S'ils sont encore en vie dans le camp ennemi, nous les rachèterons
plus tard à prix de bronze et d'or. Nous en avons chez nous,
car le vieil Altès au nom célèbre en a donné largement à sa
fille. Mais s'ils sont déjà morts et descendus dans la maison
d'Hadès, quelle douleur pour mon cœur et celui de leur mère,
pour nous qui leur avons donné le jour ! Toutefois, pour le
reste du peuple, la douleur sera de plus brève durée, si tu
ne meurs pas, toi aussi, dompté par Achille. Entre donc en
nos murs, mon enfant,
pour sauver les Troyens ainsi que les Troyennes, pour ne pas
offrir une grande gloire au fils de Pelée et ne pas te priver
toi-même
de la douce existence. De plus, prends pitié de moi. de cet infortuné qui garde encore sa présence d'esprit, de ce malheureux
que le Père, fils de Cronos, va faire périr en un triste destin
au
seuil de la vieillesse, après l'avoir soumis à des maux innombrables.

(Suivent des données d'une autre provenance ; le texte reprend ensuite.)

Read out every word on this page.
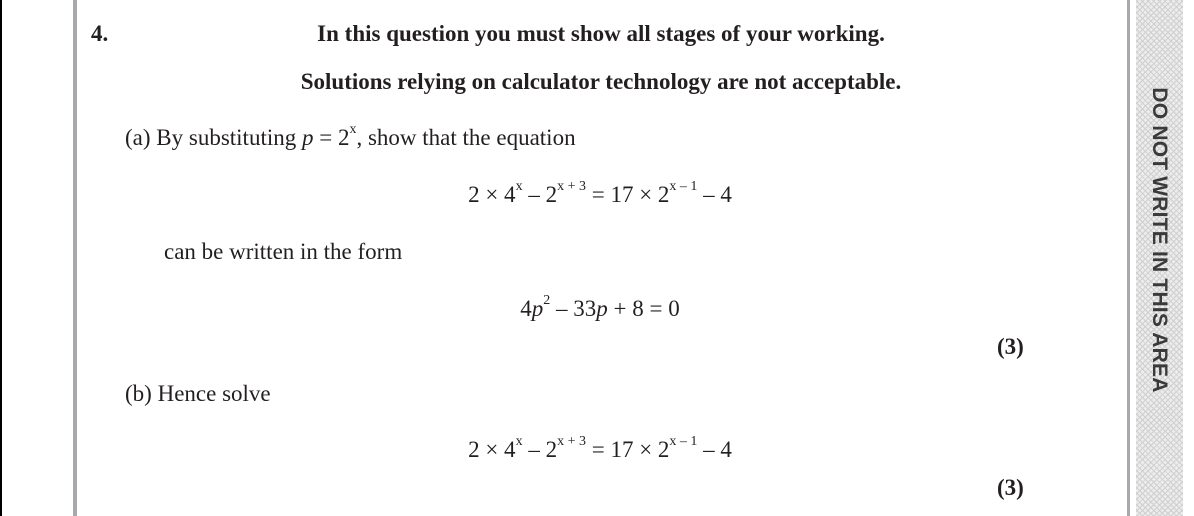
DO NOT WRITE IN THIS AREA
4.	In this question you must show all stages of your working.
Solutions relying on calculator technology are not acceptable.
(a) By substituting $p = 2^x$, show that the equation
$2 \times 4^x - 2^{x + 3} = 17 \times 2^{x - 1} - 4$
can be written in the form
$4p^2 - 33p + 8 = 0$
(3)
(b) Hence solve
$2 \times 4^x - 2^{x + 3} = 17 \times 2^{x - 1} - 4$
(3)
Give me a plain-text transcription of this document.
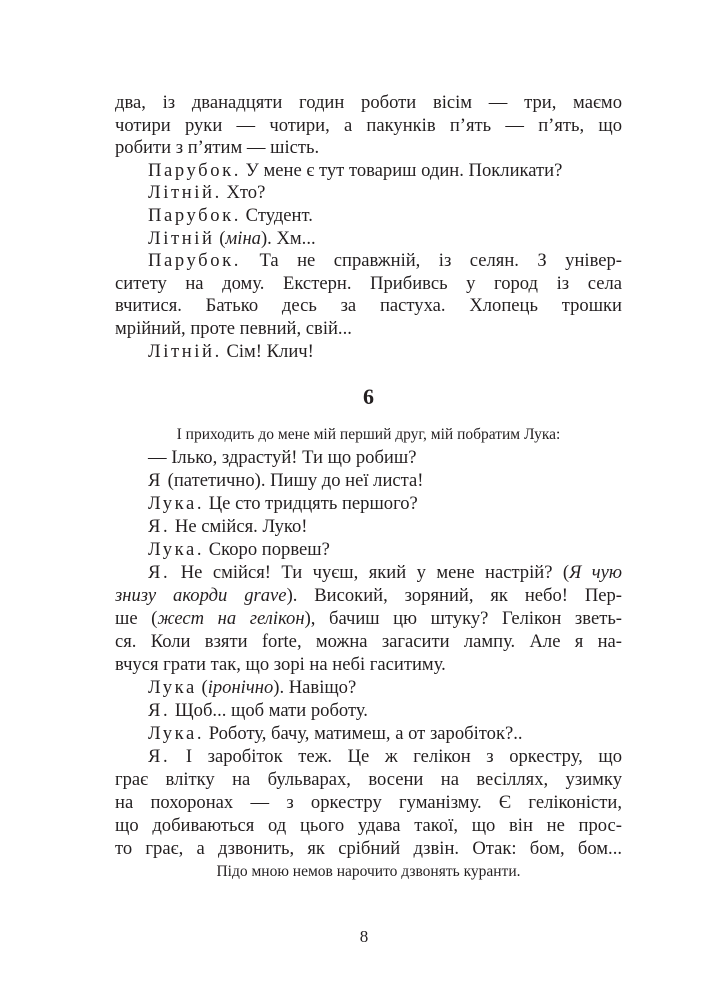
два, із дванадцяти годин роботи вісім — три, маємо
чотири руки — чотири, а пакунків п’ять — п’ять, що
робити з п’ятим — шість.
Парубок. У мене є тут товариш один. Покликати?
Літній. Хто?
Парубок. Студент.
Літній (міна). Хм...
Парубок. Та не справжній, із селян. З універ-
ситету на дому. Екстерн. Прибивсь у город із села
вчитися. Батько десь за пастуха. Хлопець трошки
мрійний, проте певний, свій...
Літній. Сім! Клич!
6
І приходить до мене мій перший друг, мій побратим Лука:
— Ілько, здрастуй! Ти що робиш?
Я (патетично). Пишу до неї листа!
Лука. Це сто тридцять першого?
Я. Не смійся. Луко!
Лука. Скоро порвеш?
Я. Не смійся! Ти чуєш, який у мене настрій? (Я чую
знизу акорди grave). Високий, зоряний, як небо! Пер-
ше (жест на гелікон), бачиш цю штуку? Гелікон зветь-
ся. Коли взяти forte, можна загасити лампу. Але я на-
вчуся грати так, що зорі на небі гаситиму.
Лука (іронічно). Навіщо?
Я. Щоб... щоб мати роботу.
Лука. Роботу, бачу, матимеш, а от заробіток?..
Я. І заробіток теж. Це ж гелікон з оркестру, що
грає влітку на бульварах, восени на весіллях, узимку
на похоронах — з оркестру гуманізму. Є геліконісти,
що добиваються од цього удава такої, що він не прос-
то грає, а дзвонить, як срібний дзвін. Отак: бом, бом...
Підо мною немов нарочито дзвонять куранти.
8
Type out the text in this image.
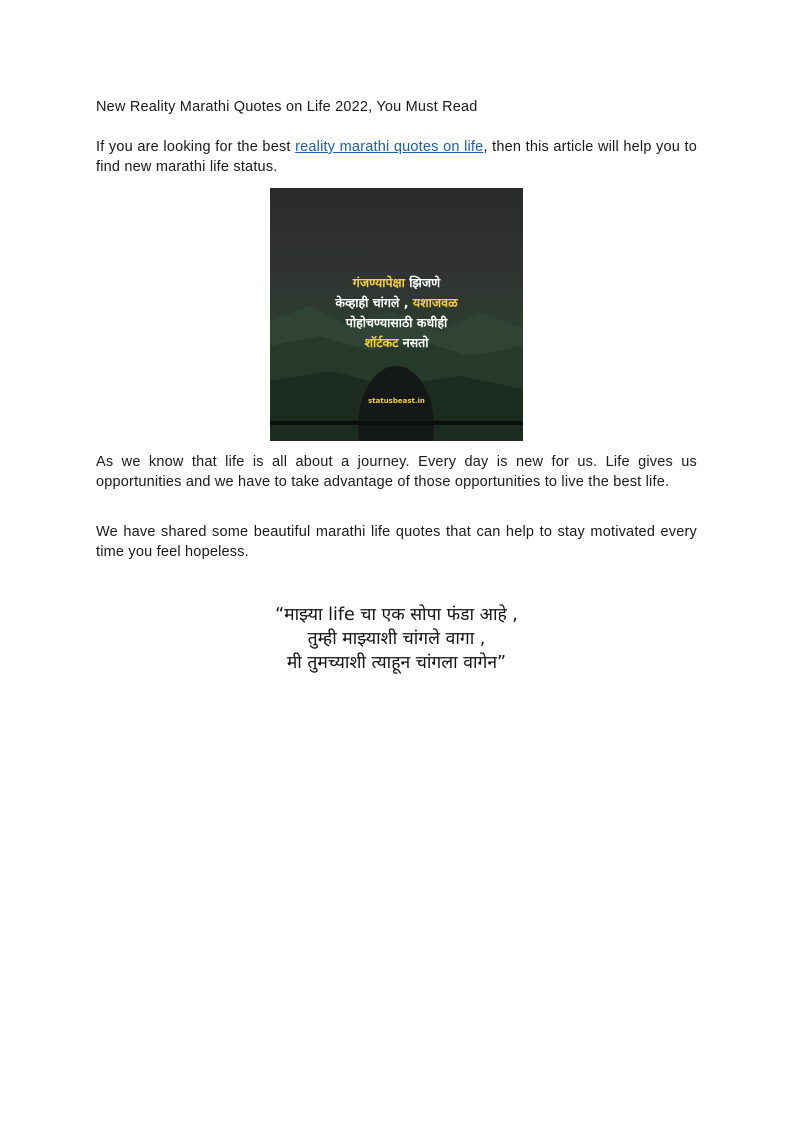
New Reality Marathi Quotes on Life 2022, You Must Read

If you are looking for the best reality marathi quotes on life, then this article will help you to find new marathi life status.

गंजण्यापेक्षा झिजणे
केव्हाही चांगले , यशाजवळ
पोहोचण्यासाठी कधीही
शॉर्टकट नसतो
statusbeast.in

As we know that life is all about a journey. Every day is new for us. Life gives us opportunities and we have to take advantage of those opportunities to live the best life.

We have shared some beautiful marathi life quotes that can help to stay motivated every time you feel hopeless.

“माझ्या life चा एक सोपा फंडा आहे ,
तुम्ही माझ्याशी चांगले वागा ,
मी तुमच्याशी त्याहून चांगला वागेन”
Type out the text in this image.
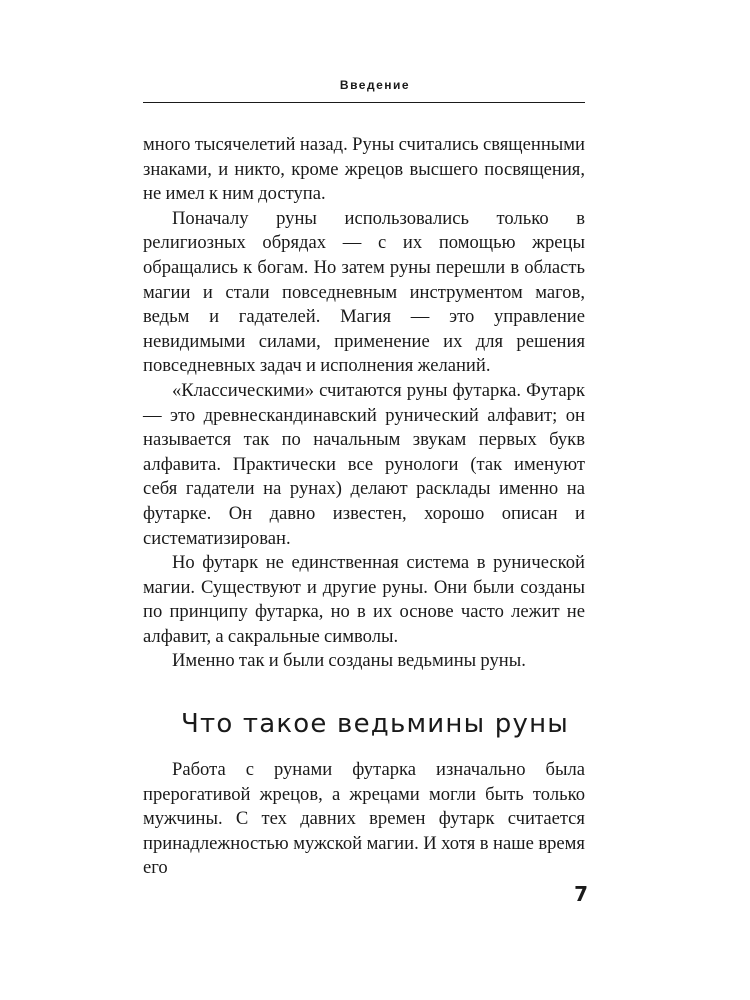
Введение

много тысячелетий назад. Руны считались священными знаками, и никто, кроме жрецов высшего посвящения, не имел к ним доступа.

Поначалу руны использовались только в религиозных обрядах — с их помощью жрецы обращались к богам. Но затем руны перешли в область магии и стали повседневным инструментом магов, ведьм и гадателей. Магия — это управление невидимыми силами, применение их для решения повседневных задач и исполнения желаний.

«Классическими» считаются руны футарка. Футарк — это древнескандинавский рунический алфавит; он называется так по начальным звукам первых букв алфавита. Практически все рунологи (так именуют себя гадатели на рунах) делают расклады именно на футарке. Он давно известен, хорошо описан и систематизирован.

Но футарк не единственная система в рунической магии. Существуют и другие руны. Они были созданы по принципу футарка, но в их основе часто лежит не алфавит, а сакральные символы.

Именно так и были созданы ведьмины руны.

Что такое ведьмины руны

Работа с рунами футарка изначально была прерогативой жрецов, а жрецами могли быть только мужчины. С тех давних времен футарк считается принадлежностью мужской магии. И хотя в наше время его

7
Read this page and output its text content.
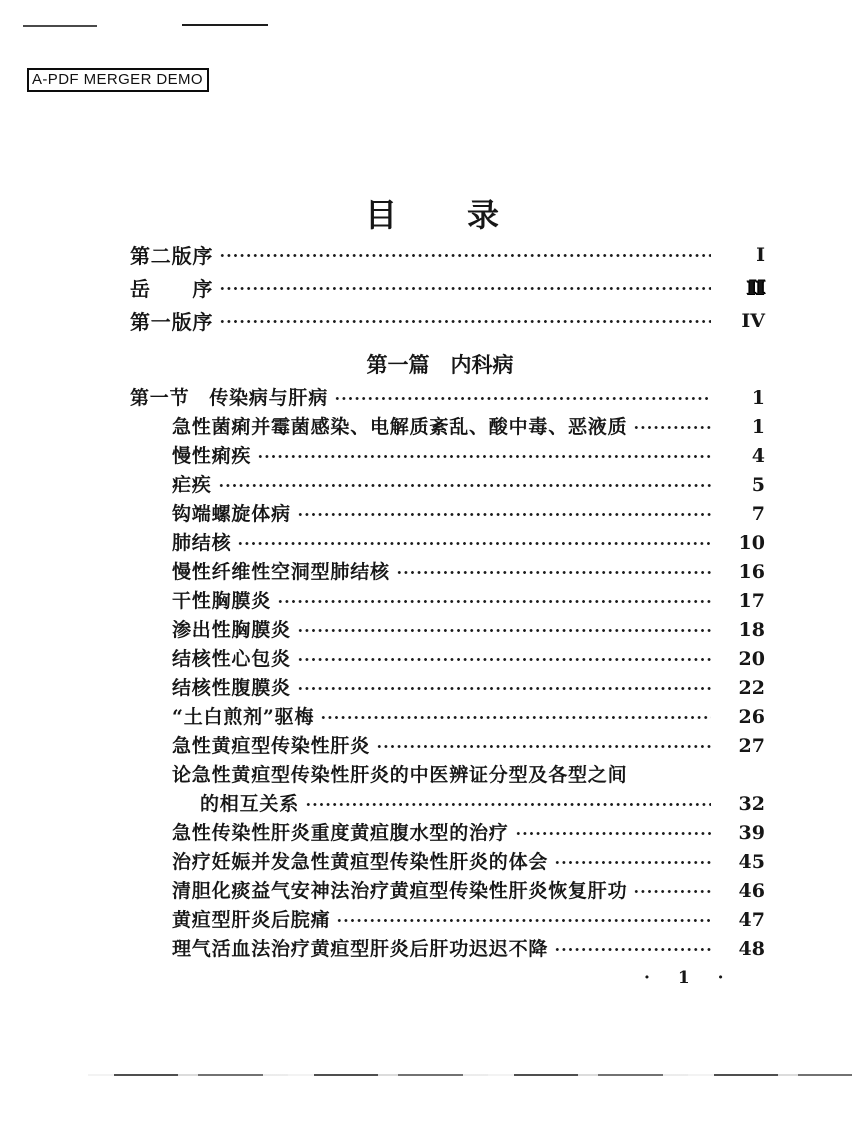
A-PDF MERGER DEMO
目　　录
第二版序	I
岳　　序	II
第一版序	IV
第一篇　内科病
第一节　传染病与肝病	1
急性菌痢并霉菌感染、电解质紊乱、酸中毒、恶液质	1
慢性痢疾	4
疟疾	5
钩端螺旋体病	7
肺结核	10
慢性纤维性空洞型肺结核	16
干性胸膜炎	17
渗出性胸膜炎	18
结核性心包炎	20
结核性腹膜炎	22
“土白煎剂”驱梅	26
急性黄疸型传染性肝炎	27
论急性黄疸型传染性肝炎的中医辨证分型及各型之间
的相互关系	32
急性传染性肝炎重度黄疸腹水型的治疗	39
治疗妊娠并发急性黄疸型传染性肝炎的体会	45
清胆化痰益气安神法治疗黄疸型传染性肝炎恢复肝功	46
黄疸型肝炎后脘痛	47
理气活血法治疗黄疸型肝炎后肝功迟迟不降	48
· 1 ·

Il aura vu ses fils exterminés, ses filles entraînées, ses
appartements dévastés, ses petits-enfants jetés contre terre
dans un carnage atroce, et ses brus tiraillées par les mains
pernicieuses des Achéens. Et moi-même enfin, le dernier de
tous, les chiens carnassiers me déchireront sur le seuil de
ma porte, lorsqu'un ennemi, m'ayant blessé de près avec le
bronze aigu ou bien frappé de loin, se rendra maître de la
vie de mes membres ; et ces chiens que j'avais à ma table
nourris en mon palais pour qu'ils gardent mes portes,
ces chiens, quand ils auront bu mon sang, le cœur empli de
rage, resteront allongés dans mon vestibule. A un jeune guerrier,
tué par Arès, déchiré par le bronze acéré, il convient sans
réserve de rester étendu. Jusque dans la mort, tout en lui
reste beau, quoi qu'il laisse apparaître. Mais quand les chiens
outragent la tête grise, le menton gris et les parties honteuses
d'un vieillard massacré,
c'est assurément là le spectacle le plus pitoyable
qui puisse s'offrir aux malheureux mortels. »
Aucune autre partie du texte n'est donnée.